動機xによる導入と推移(193-203)f moll→d moll
・導入の後、3連符下行型と普通の8分音符(つまり2連符)の同音繰り返しの交替によって展開部が開始。オケのベースが保続的に長く伸ばされた効果的な低音は、実際には次の部分での長く引き延ばされた低音線へと連続的に繋がっていて、215小節までの導入と第1の主要展開を、一つの部分として括っている。
木管楽器による動機xと弦楽器3連符順次下行型にピアノが分散和音6連符伴奏を行なう部分(204-215)h moll→fis moll→cis moll
・長い自立した第1の主要展開部分を形成し、木管の動機xによるフレーズが非常に効果的に響く部分。
動機yのシンコペーションの使用された部分(216-230)cis moll
・動機yのリズムを織り込んだピアノパッセージが2小節繰り返されると、これが3小節目に圧縮され2回の動機y提示が行なわれ、次の小節で付点化される。この方法は第1主題そのもので見たのと類似の方法で、シンコペーションのリズム密度が高まっていくうちに、鋭いリズムが生み出されていくと解釈できるが、この生成はさらに221小節から、ピアノが右手と左手の素早い3連符同士の応答を行なう部分に発展し、ついにピアノの分散和音走句的パッセージに至る。この右手と左手の応酬から走句的パッセージに至るという方針が、224小節からもう一度行なわれ、今度は半音階パッセージに到達すると、最後に229,230小節で右手の単音トリルに辿り着く。そしてこの③部分から次の④部分に掛けての作曲方法は、幻想曲や即興曲風の自由で定まらない作曲方法を擬似的に行なっているように感じられる。(擬似的というのは、実際は周到なプランの中に配置されているから。)そしてこの部分はナポリ調(D dur)への揺らぎを見せつつも一貫して(cis moll)で作曲されている。

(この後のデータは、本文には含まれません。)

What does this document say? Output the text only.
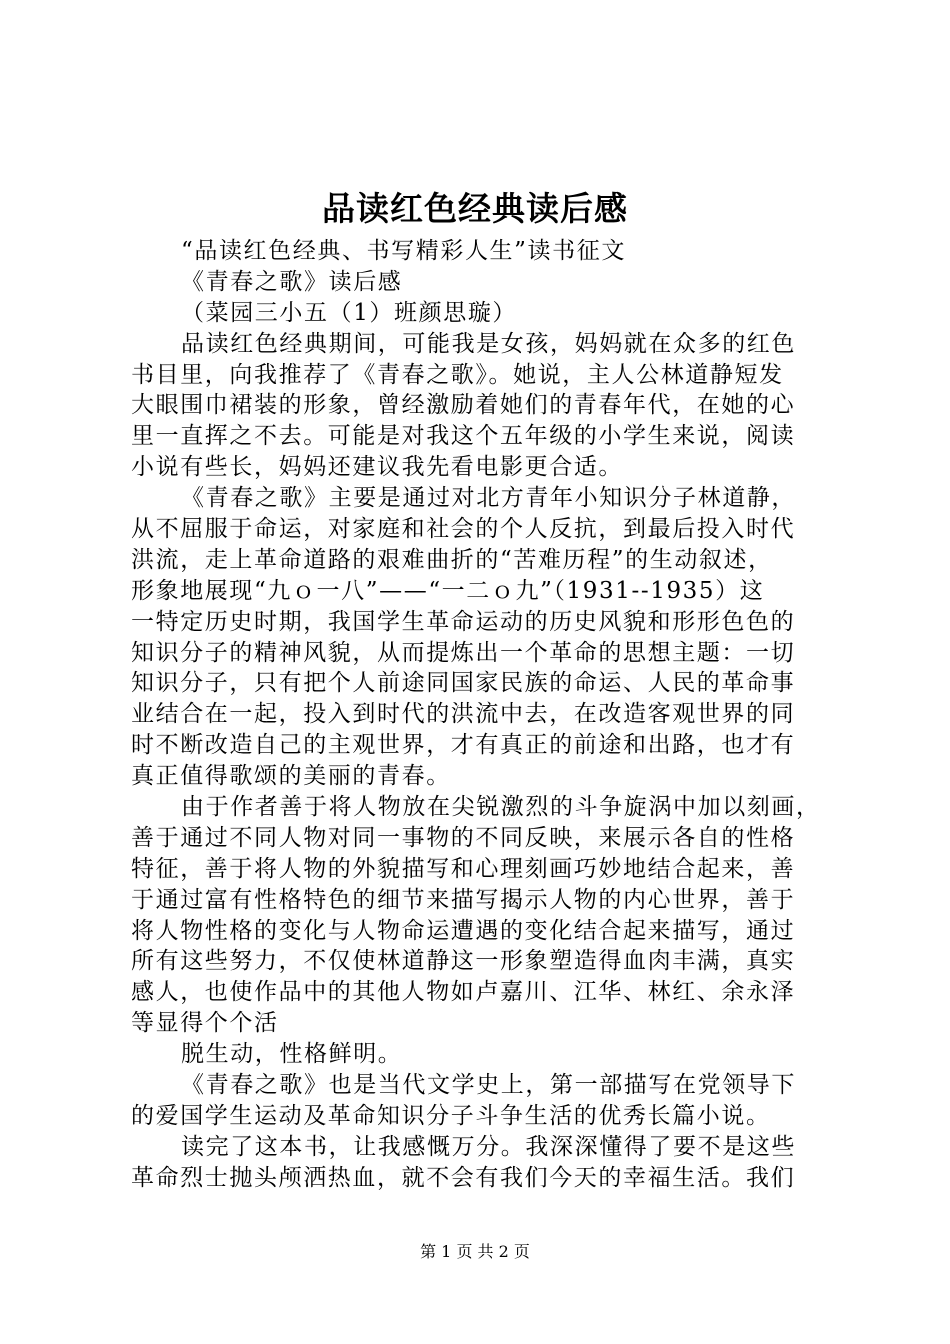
品读红色经典读后感
“品读红色经典、书写精彩人生”读书征文
《青春之歌》读后感
（菜园三小五（1）班颜思璇）
品读红色经典期间，可能我是女孩，妈妈就在众多的红色
书目里，向我推荐了《青春之歌》。她说，主人公林道静短发
大眼围巾裙装的形象，曾经激励着她们的青春年代，在她的心
里一直挥之不去。可能是对我这个五年级的小学生来说，阅读
小说有些长，妈妈还建议我先看电影更合适。
《青春之歌》主要是通过对北方青年小知识分子林道静，
从不屈服于命运，对家庭和社会的个人反抗，到最后投入时代
洪流，走上革命道路的艰难曲折的“苦难历程”的生动叙述，
形象地展现“九ｏ一八”——“一二ｏ九”（1931--1935）这
一特定历史时期，我国学生革命运动的历史风貌和形形色色的
知识分子的精神风貌，从而提炼出一个革命的思想主题：一切
知识分子，只有把个人前途同国家民族的命运、人民的革命事
业结合在一起，投入到时代的洪流中去，在改造客观世界的同
时不断改造自己的主观世界，才有真正的前途和出路，也才有
真正值得歌颂的美丽的青春。
由于作者善于将人物放在尖锐激烈的斗争旋涡中加以刻画，
善于通过不同人物对同一事物的不同反映，来展示各自的性格
特征，善于将人物的外貌描写和心理刻画巧妙地结合起来，善
于通过富有性格特色的细节来描写揭示人物的内心世界，善于
将人物性格的变化与人物命运遭遇的变化结合起来描写，通过
所有这些努力，不仅使林道静这一形象塑造得血肉丰满，真实
感人，也使作品中的其他人物如卢嘉川、江华、林红、余永泽
等显得个个活
脱生动，性格鲜明。
《青春之歌》也是当代文学史上，第一部描写在党领导下
的爱国学生运动及革命知识分子斗争生活的优秀长篇小说。
读完了这本书，让我感慨万分。我深深懂得了要不是这些
革命烈士抛头颅洒热血，就不会有我们今天的幸福生活。我们
第 1 页 共 2 页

4分音符後4音順次下行型の部分(231-234)cis moll→E dur
・ピアノが直前の激しく推移する不確定パッセージから、最後に旋律的な部分に到達して束の間の憩(いこ)いを見いだしつつ、次の部分の導入を待つようなこの部分。しかし実際は、ベースラインに登場した動機xの4音が再度導入され、次の⑤部分で木管楽器で旋律化していくという、新たな開始部分にもなっている。ここでも一種のピアノとオケによるずらしが行なわれて、次への繋ぎ目を演出している訳だ。

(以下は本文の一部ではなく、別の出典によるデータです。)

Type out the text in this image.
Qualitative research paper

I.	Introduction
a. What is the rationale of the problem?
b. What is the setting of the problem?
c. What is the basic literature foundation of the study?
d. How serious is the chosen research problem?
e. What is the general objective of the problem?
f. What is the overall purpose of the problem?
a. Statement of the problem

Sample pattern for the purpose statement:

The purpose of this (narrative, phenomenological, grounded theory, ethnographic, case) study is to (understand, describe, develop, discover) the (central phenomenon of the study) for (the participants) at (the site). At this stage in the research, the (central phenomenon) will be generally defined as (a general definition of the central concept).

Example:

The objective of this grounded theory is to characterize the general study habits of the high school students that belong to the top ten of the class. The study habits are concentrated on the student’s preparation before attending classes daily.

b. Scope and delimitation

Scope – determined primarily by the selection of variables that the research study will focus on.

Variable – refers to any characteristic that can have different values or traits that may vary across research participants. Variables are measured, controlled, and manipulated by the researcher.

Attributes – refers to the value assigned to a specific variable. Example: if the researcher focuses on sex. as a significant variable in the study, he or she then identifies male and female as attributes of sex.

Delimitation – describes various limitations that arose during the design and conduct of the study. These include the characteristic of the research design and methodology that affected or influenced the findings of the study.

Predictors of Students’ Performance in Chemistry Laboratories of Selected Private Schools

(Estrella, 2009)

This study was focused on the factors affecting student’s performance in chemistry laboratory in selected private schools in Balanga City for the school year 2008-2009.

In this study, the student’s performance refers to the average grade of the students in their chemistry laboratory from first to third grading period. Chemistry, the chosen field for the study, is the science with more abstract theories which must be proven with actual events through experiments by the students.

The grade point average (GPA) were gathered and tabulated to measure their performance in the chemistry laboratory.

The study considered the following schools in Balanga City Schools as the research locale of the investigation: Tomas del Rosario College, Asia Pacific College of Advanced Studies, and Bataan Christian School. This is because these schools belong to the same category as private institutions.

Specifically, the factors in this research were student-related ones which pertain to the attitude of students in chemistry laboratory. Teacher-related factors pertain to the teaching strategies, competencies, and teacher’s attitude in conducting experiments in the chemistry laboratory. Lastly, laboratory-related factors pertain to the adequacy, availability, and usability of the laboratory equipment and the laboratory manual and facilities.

木管楽器による動機xとピアノの分散和音伴奏部分(235-238)→e moll→G dur
・③辺りから、楽句の変化密度が大分上がってきたのを小節数でも確認出来るが、ここでは木管楽器が動機xに基づく旋律を行ない、ピアノが早い分散和音下行型を繰り返す楽句がわずか4小節で次の部分に移行する。

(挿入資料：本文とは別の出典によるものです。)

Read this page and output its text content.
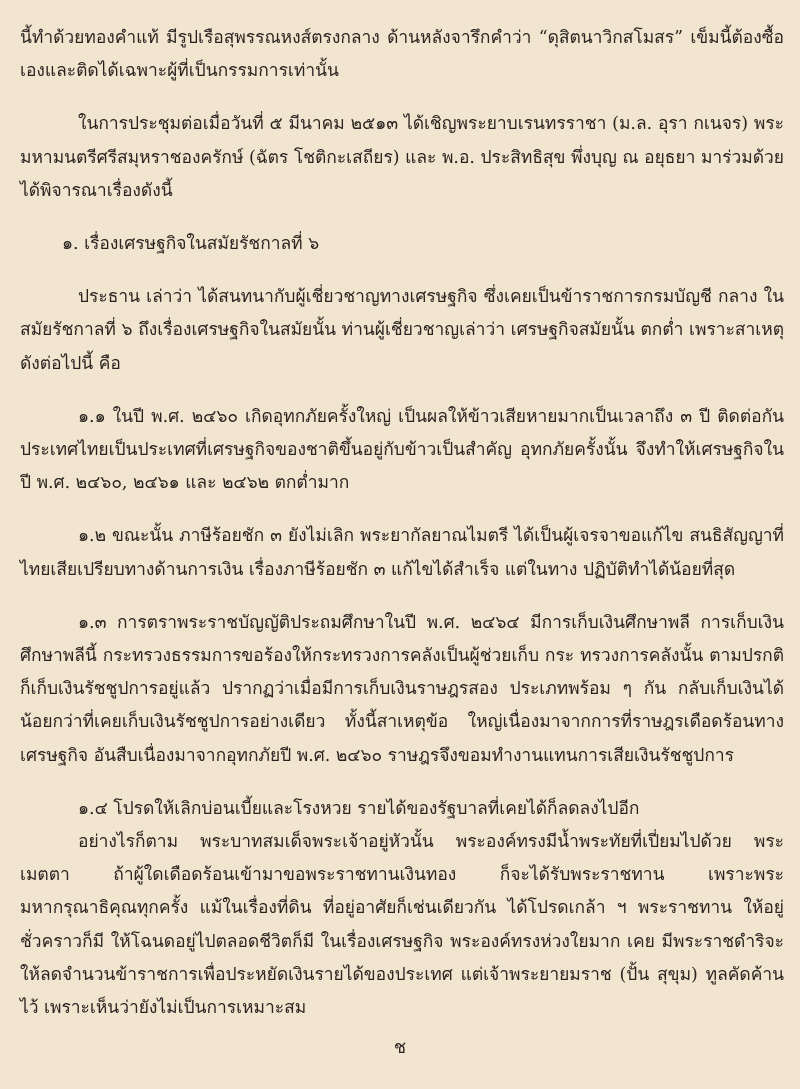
นี้ทำด้วยทองคำแท้ มีรูปเรือสุพรรณหงส์ตรงกลาง ด้านหลังจารึกคำว่า “ดุสิตนาวิกสโมสร” เข็มนี้ต้องซื้อเองและติดได้เฉพาะผู้ที่เป็นกรรมการเท่านั้น

ในการประชุมต่อเมื่อวันที่ ๕ มีนาคม ๒๕๑๓ ได้เชิญพระยาบเรนทรราชา (ม.ล. อุรา กเนจร) พระมหามนตรีศรีสมุหราชองครักษ์ (ฉัตร โชติกะเสถียร) และ พ.อ. ประสิทธิสุข พึ่งบุญ ณ อยุธยา มาร่วมด้วย ได้พิจารณาเรื่องดังนี้

๑. เรื่องเศรษฐกิจในสมัยรัชกาลที่ ๖

ประธาน เล่าว่า ได้สนทนากับผู้เชี่ยวชาญทางเศรษฐกิจ ซึ่งเคยเป็นข้าราชการกรมบัญชี กลาง ในสมัยรัชกาลที่ ๖ ถึงเรื่องเศรษฐกิจในสมัยนั้น ท่านผู้เชี่ยวชาญเล่าว่า เศรษฐกิจสมัยนั้น ตกต่ำ เพราะสาเหตุดังต่อไปนี้ คือ

๑.๑ ในปี พ.ศ. ๒๔๖๐ เกิดอุทกภัยครั้งใหญ่ เป็นผลให้ข้าวเสียหายมากเป็นเวลาถึง ๓ ปี ติดต่อกัน ประเทศไทยเป็นประเทศที่เศรษฐกิจของชาติขึ้นอยู่กับข้าวเป็นสำคัญ อุทกภัยครั้งนั้น จึงทำให้เศรษฐกิจในปี พ.ศ. ๒๔๖๐, ๒๔๖๑ และ ๒๔๖๒ ตกต่ำมาก

๑.๒ ขณะนั้น ภาษีร้อยชัก ๓ ยังไม่เลิก พระยากัลยาณไมตรี ได้เป็นผู้เจรจาขอแก้ไข สนธิสัญญาที่ไทยเสียเปรียบทางด้านการเงิน เรื่องภาษีร้อยชัก ๓ แก้ไขได้สำเร็จ แต่ในทาง ปฏิบัติทำได้น้อยที่สุด

๑.๓ การตราพระราชบัญญัติประถมศึกษาในปี พ.ศ. ๒๔๖๔ มีการเก็บเงินศึกษาพลี การเก็บเงินศึกษาพลีนี้ กระทรวงธรรมการขอร้องให้กระทรวงการคลังเป็นผู้ช่วยเก็บ กระ ทรวงการคลังนั้น ตามปรกติก็เก็บเงินรัชชูปการอยู่แล้ว ปรากฏว่าเมื่อมีการเก็บเงินราษฎรสอง ประเภทพร้อม ๆ กัน กลับเก็บเงินได้น้อยกว่าที่เคยเก็บเงินรัชชูปการอย่างเดียว ทั้งนี้สาเหตุข้อ ใหญ่เนื่องมาจากการที่ราษฎรเดือดร้อนทางเศรษฐกิจ อันสืบเนื่องมาจากอุทกภัยปี พ.ศ. ๒๔๖๐ ราษฎรจึงขอมทำงานแทนการเสียเงินรัชชูปการ

๑.๔ โปรดให้เลิกบ่อนเบี้ยและโรงหวย รายได้ของรัฐบาลที่เคยได้ก็ลดลงไปอีก

อย่างไรก็ตาม พระบาทสมเด็จพระเจ้าอยู่หัวนั้น พระองค์ทรงมีน้ำพระทัยที่เปี่ยมไปด้วย พระเมตตา ถ้าผู้ใดเดือดร้อนเข้ามาขอพระราชทานเงินทอง ก็จะได้รับพระราชทาน เพราะพระ มหากรุณาธิคุณทุกครั้ง แม้ในเรื่องที่ดิน ที่อยู่อาศัยก็เช่นเดียวกัน ได้โปรดเกล้า ฯ พระราชทาน ให้อยู่ชั่วคราวก็มี ให้โฉนดอยู่ไปตลอดชีวิตก็มี ในเรื่องเศรษฐกิจ พระองค์ทรงห่วงใยมาก เคย มีพระราชดำริจะให้ลดจำนวนข้าราชการเพื่อประหยัดเงินรายได้ของประเทศ แต่เจ้าพระยายมราช (ปั้น สุขุม) ทูลคัดค้านไว้ เพราะเห็นว่ายังไม่เป็นการเหมาะสม

ช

動機yに基づくトリル付き音型部分(239-247)G dur
・動機yのシンコペーションリズムを使用しつつトリル付きで順次上行する音型がピアノに登場、もう一つの声部が早い16分音符パッセージでこれを修飾しつつ3小節進行し、残りの1小節でこれに応答する。243小節からはこのシンコペーショントリルが弦楽器に登場し、応答の方が拡大しつつ、そのまま(G dur)の保続Ⅴ音に到達し、再現に向けた属和音上のパッセージが進行していく。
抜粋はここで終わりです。